Á. L.: It is important to emphasize that U&K is not a magazine. The magazine is the main manifestation of our activity, but the courses, workshops, the exhibition, the party, the talk, the screening and the rest are all important parts. U&K is present as a catalyst, collaborations are what are worth addressing and the magazine is the end product in this process.
Dániel Kiszler: These events can reach many more people than the magazine. We even meet people as far away in ISBN as I wouldn’t have thought of. It really acts as a catalyst. We try to emphasize that those who feel isolated from free creation by their institution should realize their ideas. Because they feel that there is a task to be accomplished. Several people want to do something in the magazine, but then it often goes into a chase.
Ráhel Anna Molnár: It’s a continuous job, isn’t it? At least that's what I experience. I have to break down again and again what expectations I have of myself, how much, and why I over-value a platform I’m working for. These should always be overwritten. All this is perhaps also about the fact that in all this common thinking and cooperation, everything you have learned from an institutional system can be broken down together.
Á. L.: Party experiences go beyond entertainment. Dialogues are created that would not otherwise exist. We wouldn't even meet. The folk legend atmosphere that we feel at times around the magazine is very good. The four of us are making a lot of progress in this. I learn incomparably more from these processes and the people we work with than from the university training we have just undergone or are going through.

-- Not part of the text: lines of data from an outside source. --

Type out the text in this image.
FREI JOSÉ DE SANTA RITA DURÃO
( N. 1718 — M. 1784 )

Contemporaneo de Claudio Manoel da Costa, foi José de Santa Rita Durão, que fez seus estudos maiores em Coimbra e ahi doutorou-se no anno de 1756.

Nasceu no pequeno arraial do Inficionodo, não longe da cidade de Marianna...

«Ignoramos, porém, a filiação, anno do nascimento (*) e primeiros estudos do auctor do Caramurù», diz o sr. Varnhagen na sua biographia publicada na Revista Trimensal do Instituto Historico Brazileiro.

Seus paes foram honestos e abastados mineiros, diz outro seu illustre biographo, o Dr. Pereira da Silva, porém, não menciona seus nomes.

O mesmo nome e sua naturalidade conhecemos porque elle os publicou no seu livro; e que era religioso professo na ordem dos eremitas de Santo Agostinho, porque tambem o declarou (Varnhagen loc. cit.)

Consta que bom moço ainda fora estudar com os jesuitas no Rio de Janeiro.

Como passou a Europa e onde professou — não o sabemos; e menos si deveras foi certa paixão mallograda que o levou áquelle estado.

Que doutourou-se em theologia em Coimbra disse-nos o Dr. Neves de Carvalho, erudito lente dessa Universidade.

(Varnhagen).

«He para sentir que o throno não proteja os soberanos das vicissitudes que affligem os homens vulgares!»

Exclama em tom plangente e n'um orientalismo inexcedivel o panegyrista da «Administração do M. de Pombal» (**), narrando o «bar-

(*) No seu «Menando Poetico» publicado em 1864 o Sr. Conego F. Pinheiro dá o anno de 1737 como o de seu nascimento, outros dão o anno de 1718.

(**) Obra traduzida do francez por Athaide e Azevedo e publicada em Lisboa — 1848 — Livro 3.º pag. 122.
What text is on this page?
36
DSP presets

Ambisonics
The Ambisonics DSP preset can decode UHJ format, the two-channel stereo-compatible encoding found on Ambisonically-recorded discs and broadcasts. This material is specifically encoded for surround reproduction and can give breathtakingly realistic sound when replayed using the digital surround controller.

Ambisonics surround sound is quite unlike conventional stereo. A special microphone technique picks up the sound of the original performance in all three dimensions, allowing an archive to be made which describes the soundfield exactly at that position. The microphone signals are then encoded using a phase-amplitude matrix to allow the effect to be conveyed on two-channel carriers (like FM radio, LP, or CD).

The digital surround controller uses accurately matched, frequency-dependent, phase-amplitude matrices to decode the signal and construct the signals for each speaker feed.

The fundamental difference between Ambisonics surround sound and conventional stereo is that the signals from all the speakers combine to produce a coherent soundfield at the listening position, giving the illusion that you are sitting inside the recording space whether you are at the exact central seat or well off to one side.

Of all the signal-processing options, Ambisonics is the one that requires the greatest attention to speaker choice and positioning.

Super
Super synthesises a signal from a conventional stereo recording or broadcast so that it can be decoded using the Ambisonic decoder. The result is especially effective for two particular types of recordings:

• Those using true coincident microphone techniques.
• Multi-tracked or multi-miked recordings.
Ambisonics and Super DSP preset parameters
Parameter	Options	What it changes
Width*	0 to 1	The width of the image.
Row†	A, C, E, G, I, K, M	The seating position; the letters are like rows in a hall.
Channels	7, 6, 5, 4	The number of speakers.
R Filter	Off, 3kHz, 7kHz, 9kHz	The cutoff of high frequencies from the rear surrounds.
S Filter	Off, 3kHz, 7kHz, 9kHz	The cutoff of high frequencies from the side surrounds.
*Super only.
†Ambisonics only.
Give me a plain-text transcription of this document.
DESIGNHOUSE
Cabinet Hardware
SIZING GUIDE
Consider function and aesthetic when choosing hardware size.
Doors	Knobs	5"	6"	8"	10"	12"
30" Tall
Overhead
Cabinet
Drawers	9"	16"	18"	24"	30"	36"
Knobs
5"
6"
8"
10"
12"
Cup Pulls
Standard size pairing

E. Cs.: Art education lacks the ability to actually teach how cultural products and „art” are created in a city or a subculture. You get a theme and then do something about it. It models a certain working, but there is less talk of collectivity and community, they are lost. Our accompanying events are also about creating an alternative to a dry, intellectual attitude that we don’t see the point of. From kindergarten to higher education we are trained to carry out orders. You get good feedback if you follow the order. Critical thinking, debate is always counted as deviance. We are constantly learning what could be the possible ways where culture (and not art) could become a common creation.
This article was created with the support of Summa Artium.